F・トーレス移籍の裏側に隠された、チェルシーとリバプールの思惑。<Number Web> photograph by AFLO

チェルシー移籍後最初の試合である古巣リバプール戦に臨むF・トーレス(左から2番目)。自身のキャリアは出身クラブのアトレティコ・マドリーで終えたいと考えているという

トーレスのための布陣が完成しないと新たな火種発生も。

 互いにCFであるドログバとトーレスの共存は、従来の3トップでは非現実的。そこで2トップへの変更となるが、MF陣に純粋なウィンガーがいないために、中盤の構成はダイアモンド型にほぼ限られる。

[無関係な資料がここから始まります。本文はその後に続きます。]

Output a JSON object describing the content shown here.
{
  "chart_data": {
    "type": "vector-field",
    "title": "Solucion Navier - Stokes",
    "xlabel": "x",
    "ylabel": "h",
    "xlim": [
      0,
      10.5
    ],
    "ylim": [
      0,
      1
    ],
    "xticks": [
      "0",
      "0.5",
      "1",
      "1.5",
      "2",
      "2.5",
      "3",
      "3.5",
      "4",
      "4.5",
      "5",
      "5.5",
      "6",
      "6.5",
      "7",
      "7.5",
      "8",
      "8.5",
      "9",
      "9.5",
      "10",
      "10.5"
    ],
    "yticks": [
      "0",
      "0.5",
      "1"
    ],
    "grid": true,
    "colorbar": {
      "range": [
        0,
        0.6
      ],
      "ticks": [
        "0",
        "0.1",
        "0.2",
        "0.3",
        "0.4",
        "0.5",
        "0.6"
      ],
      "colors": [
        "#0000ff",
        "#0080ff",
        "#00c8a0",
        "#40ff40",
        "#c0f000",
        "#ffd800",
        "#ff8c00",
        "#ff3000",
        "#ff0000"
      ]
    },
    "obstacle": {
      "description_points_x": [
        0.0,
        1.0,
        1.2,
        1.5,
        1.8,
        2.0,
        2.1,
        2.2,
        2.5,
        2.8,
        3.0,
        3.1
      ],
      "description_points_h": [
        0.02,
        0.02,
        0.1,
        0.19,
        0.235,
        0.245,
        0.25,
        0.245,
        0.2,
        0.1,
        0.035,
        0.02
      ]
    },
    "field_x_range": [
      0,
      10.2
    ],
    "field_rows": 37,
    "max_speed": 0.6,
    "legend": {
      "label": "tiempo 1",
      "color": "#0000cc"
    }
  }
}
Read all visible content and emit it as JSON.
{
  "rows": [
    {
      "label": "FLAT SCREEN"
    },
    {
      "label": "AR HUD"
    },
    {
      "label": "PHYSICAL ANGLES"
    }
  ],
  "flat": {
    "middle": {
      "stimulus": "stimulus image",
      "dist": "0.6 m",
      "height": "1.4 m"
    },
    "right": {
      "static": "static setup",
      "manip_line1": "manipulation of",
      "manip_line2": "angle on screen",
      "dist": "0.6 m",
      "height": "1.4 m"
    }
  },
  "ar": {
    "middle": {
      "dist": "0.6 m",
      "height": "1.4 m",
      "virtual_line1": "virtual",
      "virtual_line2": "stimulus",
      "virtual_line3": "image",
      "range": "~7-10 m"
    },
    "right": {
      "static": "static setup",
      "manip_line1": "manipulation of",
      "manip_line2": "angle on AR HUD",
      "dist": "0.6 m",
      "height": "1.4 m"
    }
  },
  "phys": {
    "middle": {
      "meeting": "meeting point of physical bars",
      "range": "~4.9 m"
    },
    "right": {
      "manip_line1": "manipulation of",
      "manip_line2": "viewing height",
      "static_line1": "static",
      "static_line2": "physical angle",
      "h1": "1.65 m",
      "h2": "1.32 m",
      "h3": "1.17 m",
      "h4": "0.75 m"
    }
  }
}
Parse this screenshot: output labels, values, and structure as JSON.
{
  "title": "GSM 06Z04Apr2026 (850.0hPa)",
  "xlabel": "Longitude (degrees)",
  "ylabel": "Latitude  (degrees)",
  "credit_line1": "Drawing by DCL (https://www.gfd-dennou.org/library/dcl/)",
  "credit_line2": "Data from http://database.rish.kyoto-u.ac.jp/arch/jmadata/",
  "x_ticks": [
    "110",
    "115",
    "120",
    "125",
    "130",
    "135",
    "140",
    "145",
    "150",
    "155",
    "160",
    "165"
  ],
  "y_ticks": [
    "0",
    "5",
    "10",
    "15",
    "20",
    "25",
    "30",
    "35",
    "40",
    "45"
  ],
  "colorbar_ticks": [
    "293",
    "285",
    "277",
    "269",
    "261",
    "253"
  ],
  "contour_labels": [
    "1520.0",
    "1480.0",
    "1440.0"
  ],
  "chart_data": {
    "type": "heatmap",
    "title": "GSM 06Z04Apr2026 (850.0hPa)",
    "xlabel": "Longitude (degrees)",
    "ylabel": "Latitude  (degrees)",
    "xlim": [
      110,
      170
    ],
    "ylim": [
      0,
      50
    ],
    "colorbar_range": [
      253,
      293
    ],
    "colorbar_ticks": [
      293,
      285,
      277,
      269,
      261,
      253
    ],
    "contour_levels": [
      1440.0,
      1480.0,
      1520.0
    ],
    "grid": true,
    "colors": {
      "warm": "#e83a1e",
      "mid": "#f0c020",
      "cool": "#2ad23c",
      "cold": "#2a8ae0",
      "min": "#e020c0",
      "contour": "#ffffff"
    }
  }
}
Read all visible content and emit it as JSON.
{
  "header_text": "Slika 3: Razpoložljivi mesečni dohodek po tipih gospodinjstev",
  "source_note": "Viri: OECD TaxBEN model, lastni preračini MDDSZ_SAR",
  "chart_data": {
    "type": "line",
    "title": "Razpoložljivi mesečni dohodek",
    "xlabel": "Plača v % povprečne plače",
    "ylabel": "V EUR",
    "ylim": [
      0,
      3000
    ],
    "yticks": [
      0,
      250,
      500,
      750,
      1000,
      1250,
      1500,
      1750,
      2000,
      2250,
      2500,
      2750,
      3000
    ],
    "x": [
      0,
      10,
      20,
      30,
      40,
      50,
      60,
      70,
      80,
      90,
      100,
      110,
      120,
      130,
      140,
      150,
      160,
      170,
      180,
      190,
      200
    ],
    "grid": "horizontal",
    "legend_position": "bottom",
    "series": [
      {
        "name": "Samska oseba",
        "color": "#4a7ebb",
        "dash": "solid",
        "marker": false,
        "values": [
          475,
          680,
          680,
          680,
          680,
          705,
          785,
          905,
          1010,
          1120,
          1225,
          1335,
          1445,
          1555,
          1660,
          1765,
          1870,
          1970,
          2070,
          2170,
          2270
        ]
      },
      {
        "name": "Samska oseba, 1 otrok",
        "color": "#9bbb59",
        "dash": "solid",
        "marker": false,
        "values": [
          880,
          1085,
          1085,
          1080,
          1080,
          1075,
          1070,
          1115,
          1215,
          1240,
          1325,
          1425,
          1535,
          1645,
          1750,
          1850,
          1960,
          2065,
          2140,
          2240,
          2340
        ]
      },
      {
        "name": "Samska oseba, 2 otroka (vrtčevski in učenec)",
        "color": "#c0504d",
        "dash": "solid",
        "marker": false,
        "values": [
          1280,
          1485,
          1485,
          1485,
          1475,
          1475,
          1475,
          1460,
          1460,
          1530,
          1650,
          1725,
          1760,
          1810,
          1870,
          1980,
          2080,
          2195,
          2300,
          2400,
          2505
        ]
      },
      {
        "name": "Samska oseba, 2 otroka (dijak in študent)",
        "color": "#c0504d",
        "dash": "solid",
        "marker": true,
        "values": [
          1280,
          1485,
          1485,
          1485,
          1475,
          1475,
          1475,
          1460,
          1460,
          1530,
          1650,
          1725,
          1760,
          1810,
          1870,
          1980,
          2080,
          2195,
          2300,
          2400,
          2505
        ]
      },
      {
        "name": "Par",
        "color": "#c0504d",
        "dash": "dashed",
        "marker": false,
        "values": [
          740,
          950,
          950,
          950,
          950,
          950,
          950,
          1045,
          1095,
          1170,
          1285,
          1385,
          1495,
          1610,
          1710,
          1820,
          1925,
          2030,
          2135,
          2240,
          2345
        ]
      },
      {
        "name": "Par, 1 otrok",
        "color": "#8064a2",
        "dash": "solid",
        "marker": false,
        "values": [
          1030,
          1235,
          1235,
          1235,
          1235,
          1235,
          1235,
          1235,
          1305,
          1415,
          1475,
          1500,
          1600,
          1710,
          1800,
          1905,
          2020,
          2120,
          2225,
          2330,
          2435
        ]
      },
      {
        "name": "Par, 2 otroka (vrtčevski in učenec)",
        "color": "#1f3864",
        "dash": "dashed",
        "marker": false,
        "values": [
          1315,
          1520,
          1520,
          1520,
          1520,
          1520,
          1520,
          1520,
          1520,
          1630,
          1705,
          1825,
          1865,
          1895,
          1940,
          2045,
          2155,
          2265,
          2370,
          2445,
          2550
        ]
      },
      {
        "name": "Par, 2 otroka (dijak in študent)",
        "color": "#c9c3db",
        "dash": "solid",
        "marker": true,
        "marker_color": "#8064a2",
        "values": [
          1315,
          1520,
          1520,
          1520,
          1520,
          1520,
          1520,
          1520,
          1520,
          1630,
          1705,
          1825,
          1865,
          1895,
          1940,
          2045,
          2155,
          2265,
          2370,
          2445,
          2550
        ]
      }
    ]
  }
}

この陣形自体は、ミラン時代からカルロ・アンチェロッティ監督の得意とする所だが、チェルシーには頂点に当るトップ下の適任者がいない。

 その事実は、就任1年目の昨季途中に、4-4-2から4-3-3への回帰を余儀なくされた指揮官自身が認識しているはずだ。今季途中でのシステム変更を強いられるトーレスの獲得が、監督の希望ではなくオーナーの一存と噂されるのもそのためだ。

 アンチェロッティが結果にこだわるのであれば、オプションとして実績のある4-3-2-1という手はある。だが、1トップを基本とすれば、ローテーションの対象となるFW陣はもちろん、その1人に大枚をはたいたばかりのオーナーが黙ってはいないだろう。

 相思相愛でチェルシー入りしたはずのトーレスだが、現時点では、タイトル獲得への起爆剤としての可能性と共に、チーム崩壊の新たな火種としての危険性もはらんでいる。